- Risks to the stock market's gains are many, but strategists say don't listen to the old Wall Street adage to "sell in May and go away" this year.
- "Sell in May" refers to the fact that returns are lower on average for the period of May through October, versus November through April.
- "I think May could be a recovery month from what we have had recently," said one strategist, adding a smarter play could be to rotate rather than sell stocks.
Risks to the stock market's gains are many, but strategists say don't listen to the old Wall Street adage to "sell in May" and "go away" this year.
"Sell in May" refers to the fact that returns are lower on average for the period of May through October, versus November through April. The was at 2,656 Monday, about 200 points from its all-time high, reached earlier this year.
"I think people have been selling already. They've already sold. The question is will they sell more in May," said Keith Parker, UBS chief equity strategist. "In the first three months of the year, you've seen outflows from U.S. equities in excess of $40 billion."
Strategists say investors should consider rotating holdings, and technology could be a battleground after its recent beating.
Parker and other strategists said stocks should remain volatile and the risks include trade-war threats, rising interest rates, higher inflation and the possibility that earnings could be peaking.
There are also geopolitical threats, such as tension in the Middle East and how the U.S. will respond to the May 12 deadline to extend Iran's nuclear agreement. Talks are also being planned between President Donald Trump and North Korean leader Kim Jong Un on ending the North Korean nuclear program. Domestically, midterm elections are also a threat to the market, with concerns mounting that Republicans could lose their majority in Congress.
"I think May is an important month. We've been trading in a range of 2,600 to 2,800," said Parker. "We're about halfway through, so it's important psychologically to end the month closer to the top of the range than the bottom of the range."
Parker said he expects a recovery in market-leading technology, and he does not see inflation becoming a big problem for the market.
The economy also has more upside, which is one reason the Fed can continue to raise interest rates. It meets this week but is not expected to take any action until its next meeting in June.
"We don't think fiscal stimulus is really making its way into the economy until the end of this quarter or third quarter," Parker said.
The S&P 500 is flattish year-to-date after a wild ride higher at the beginning of the year, to correction lows more than once, with a lot of volatility in between.
"I think May could be a recovery month from what we have had recently," said Sam Stovall, chief investment strategist at CFRA.
While the S&P 500's total return in the May-through-October period has averaged just 1.2 percent in the past 20 years, it was higher 70 percent of the time. During the November-to-April period, the S&P was up 85 percent of the time, averaging a 6.2 percent total return.
Ryan Detrick, senior market strategist at LPL Financial, notes that midterm election years have on average lower returns in the May-to-October period than other years.
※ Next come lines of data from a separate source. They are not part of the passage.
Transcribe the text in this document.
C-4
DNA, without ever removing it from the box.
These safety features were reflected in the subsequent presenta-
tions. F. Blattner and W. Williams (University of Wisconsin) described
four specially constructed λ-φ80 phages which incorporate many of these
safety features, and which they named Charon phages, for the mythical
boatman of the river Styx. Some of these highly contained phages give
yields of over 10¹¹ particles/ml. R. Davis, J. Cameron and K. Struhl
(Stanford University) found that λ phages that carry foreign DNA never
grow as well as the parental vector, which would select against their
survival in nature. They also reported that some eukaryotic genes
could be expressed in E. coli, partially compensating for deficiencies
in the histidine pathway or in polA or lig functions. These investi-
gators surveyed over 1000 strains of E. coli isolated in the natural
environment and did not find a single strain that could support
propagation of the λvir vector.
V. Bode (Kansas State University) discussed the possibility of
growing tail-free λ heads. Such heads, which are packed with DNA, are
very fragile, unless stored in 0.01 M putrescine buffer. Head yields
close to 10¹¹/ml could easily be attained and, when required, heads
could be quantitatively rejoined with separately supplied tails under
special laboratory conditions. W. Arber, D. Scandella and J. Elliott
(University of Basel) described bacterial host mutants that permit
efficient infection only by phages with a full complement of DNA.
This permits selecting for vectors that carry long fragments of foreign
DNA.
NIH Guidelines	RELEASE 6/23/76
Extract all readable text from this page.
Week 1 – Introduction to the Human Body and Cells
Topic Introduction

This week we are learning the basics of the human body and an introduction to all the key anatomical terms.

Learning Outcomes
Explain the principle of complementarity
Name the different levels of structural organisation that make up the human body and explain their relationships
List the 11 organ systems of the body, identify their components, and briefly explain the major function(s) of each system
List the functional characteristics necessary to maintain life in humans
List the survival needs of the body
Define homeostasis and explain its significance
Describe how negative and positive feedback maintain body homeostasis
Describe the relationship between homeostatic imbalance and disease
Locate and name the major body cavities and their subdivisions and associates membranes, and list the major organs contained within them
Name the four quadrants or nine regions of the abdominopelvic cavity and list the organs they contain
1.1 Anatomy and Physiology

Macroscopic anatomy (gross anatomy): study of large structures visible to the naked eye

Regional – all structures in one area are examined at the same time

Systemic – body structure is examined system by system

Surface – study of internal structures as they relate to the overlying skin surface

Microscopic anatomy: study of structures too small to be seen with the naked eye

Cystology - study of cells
But he also wrote that the April-to-November period in those years sees above-average returns.
Parker said important trade developments could come in May, with the Trump administration's talks in China this week and the decision whether to implement proposed tariffs. There is also the potential for an announcement soon on the renegotiation of the North American Free Trade Agreement.
"It is key for the rest of the year that we do have a May that's reasonably constructive, or positive," Parker said.
"It's better to rotate than retreat," Stovall said. Stovall said the three best-performing sectors on average in mid-term election years for the May to October period have been staples, health care and real estate.
Jack Ablin, CIO of Cresset Wealth, said investors may be shifting to small- and mid-cap stocks because they are less impacted by tariffs and trade issues, and they benefit from the tax bill.
"I worry about tariffs, and they'll likely have a negative effect, but once investors shift through the winners and losers they'll find small- and mid-cap stocks are somewhat insulated from that risk," he said.
Ablin said investors may also have found earnings season as a good time to take profits in technology names, and that could have added to pressure on those stocks even when earnings were solid.
"There's a lot of worry about tech. It's come through the earnings season as a relative in line performer. The tech rotation we did call for in mid-March has largely played through," said Parker, adding it was a stronger decline than he expected. "We were expecting it to lag amid a broader market recovery. ... What we got [was] a catch up in energy and others and a catch down in tech. That was not what we were expecting."
Parker said the net mix for technology has been positive for earnings and upgrades. "We have a few more reports. As we move out of this reporting season, the outlook for the sector is very strong," he said.
For the month of April, the S&P technology sector is up just 0.4 percent, compared with the 9.9 percent gain in energy, or the 2.6 percent gain in consumer discretionary names.
"We're obviously looking for upside to April for the rest of the year," said Jill Carey Hall, equity strategist at Bank of America Merrill Lynch. Hall said she expects the S&P to reach 3,000. She did note, however, that May is the third-worst month of the year, with a performance that averages out to be just about flat.
"The key things we are looking for in the market are growth, valuation and sentiment, and in our view all three of those are still supportive," she said. "Earnings growth has been very strong."